I was able to finish reading Star Wars: A New Dawn by John Jackson Miller. It was entertaining, and like most Star Wars novels, I was able to finish it quickly, but I also thought it was missing the heart that appears so clearly in Star Wars The Clone Wars (television series) and Star Wars Rebels.
“A New Dawn” introduces Kanan and Hera who are two of the mains in Star Wars Rebels. We meet them both in a different part of their life, when Kanan has less purpose and Hera is not quite as tempered as she appears in Rebels.
It’s always hard to do that, to go back, when the audience is probably more familiar with these established characters that they already know and love.
I think it would be easier to do that if Miller hadn’t decided to ostracize certain members of the audience immediately off the bat.
Star Wars has always had an issue with ableism, and A New Dawn does nothing to contradict that, or to undo it.

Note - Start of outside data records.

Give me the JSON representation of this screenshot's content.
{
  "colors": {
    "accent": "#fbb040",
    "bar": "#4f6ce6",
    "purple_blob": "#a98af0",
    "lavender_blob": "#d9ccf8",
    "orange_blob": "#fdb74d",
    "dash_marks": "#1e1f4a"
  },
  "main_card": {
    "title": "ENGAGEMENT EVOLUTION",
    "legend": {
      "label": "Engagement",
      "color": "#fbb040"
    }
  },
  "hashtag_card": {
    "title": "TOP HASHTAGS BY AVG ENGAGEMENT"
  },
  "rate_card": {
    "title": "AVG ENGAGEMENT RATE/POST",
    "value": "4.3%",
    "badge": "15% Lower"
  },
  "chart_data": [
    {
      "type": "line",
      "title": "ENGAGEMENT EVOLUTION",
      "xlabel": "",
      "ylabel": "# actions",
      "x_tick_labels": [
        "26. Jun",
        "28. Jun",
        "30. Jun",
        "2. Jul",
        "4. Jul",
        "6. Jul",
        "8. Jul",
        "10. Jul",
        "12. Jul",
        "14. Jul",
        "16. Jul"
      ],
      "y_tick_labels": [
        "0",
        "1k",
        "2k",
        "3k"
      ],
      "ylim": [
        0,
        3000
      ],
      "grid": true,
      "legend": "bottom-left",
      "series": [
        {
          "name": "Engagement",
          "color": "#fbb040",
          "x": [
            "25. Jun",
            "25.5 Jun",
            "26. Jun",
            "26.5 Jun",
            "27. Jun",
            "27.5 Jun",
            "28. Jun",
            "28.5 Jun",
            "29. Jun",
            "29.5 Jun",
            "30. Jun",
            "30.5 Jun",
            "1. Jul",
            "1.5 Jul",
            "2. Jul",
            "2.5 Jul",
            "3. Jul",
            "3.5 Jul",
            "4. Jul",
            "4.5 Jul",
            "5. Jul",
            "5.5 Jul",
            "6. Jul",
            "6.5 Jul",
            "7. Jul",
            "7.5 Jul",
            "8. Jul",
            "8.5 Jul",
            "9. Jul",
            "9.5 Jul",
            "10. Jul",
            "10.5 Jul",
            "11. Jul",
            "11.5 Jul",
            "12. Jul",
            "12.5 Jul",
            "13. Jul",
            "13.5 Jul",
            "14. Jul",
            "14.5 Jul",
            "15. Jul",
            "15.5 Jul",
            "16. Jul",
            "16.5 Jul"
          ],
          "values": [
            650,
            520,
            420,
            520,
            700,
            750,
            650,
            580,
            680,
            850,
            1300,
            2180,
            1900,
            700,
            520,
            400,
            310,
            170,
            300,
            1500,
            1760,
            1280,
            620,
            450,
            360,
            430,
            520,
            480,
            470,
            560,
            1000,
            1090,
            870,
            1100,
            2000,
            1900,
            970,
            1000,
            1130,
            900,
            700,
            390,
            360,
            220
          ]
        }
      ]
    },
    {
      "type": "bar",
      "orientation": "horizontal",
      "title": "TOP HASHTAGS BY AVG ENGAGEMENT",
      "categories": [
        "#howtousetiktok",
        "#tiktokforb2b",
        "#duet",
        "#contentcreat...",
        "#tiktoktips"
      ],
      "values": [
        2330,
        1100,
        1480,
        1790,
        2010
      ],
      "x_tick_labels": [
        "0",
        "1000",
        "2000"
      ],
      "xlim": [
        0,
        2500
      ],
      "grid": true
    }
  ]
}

Obi-Wan speaks of Darth Vader that he is more machine now than man in a manner that suggests that this has something to do with his evil doings. The same sort of context is used repeatedly in describing Count Vidian, the primary villain in the novel. He is a man who murders indiscriminately, who would destroy entire moons to establish himself and his authority, and who would not hesitate to commit genocide. He is described as a “human droid” and the author took great care to detail how unnatural he appeared with his synthetic skin and his cyborg parts.
Another character named Skelly was a war veteran who had lost an arm. His prosthetic was made for a species not his own, and it doesn’t function correctly because the hospital was not well equipped. I feel like this would have been a very good way to discuss when people do not have the resources to access proper medical care–whereas Vidian had vast resources at his disposal–but that never happened. The focus was always on the presence of the prosthetics and did not open a discussion about access to health care.
Even Skelly is contextualized as crazy. Throughout the novel, he attempts to make his point by bombing the mining facility and the town, and even though he shows regret, and even though no one dies from it, it left a sour taste in my mouth, especially since he dies at the end.
There really is no reason for this, and it lacks a nuance that emphasizes able bodied people as the good guys and the ones who survive.
The other ostracizing moment for me was the depiction of Kanan as aggressively straight. The captain of the star destroyer who brings Count Vidian to Gorse is a woman of color, whom he immediately flirts with over the radio. Kanan immediately flirts with Hera. Hera’s physical appearance is perpetually emphasized through the eyes of multiple male characters–which I thought was especially unfortunate considering how frequently the Twi’lek women have been sexualized throughout all of the Star Wars franchises. It felt to me that the author was assuming a heterosexual man would be reading this, not a woman, certainly not a nb lesbian such as myself.
It also affected the way that Hera herself was written. She had several view points throughout the novel, but I felt that she lacked depth and complexity compared to Kanan’s.
In the forward, Dave Filoni wrote the following:
So how do we move forward? And how do we make sure we get it right? Very simply, we trust in the Force, and we trust one another. We came together as a group and found the best talent: people who, like you and me, love Star Wars and want to make it great. Who want to capture the feeling that it gave all of us, that inspired all of us. More than at any other time in its existence, new Star Wars stories are being told every day. More important, the old concept of what is canon and what isn’t is gone, and from this point forward our stories and characters all exist in the same universe.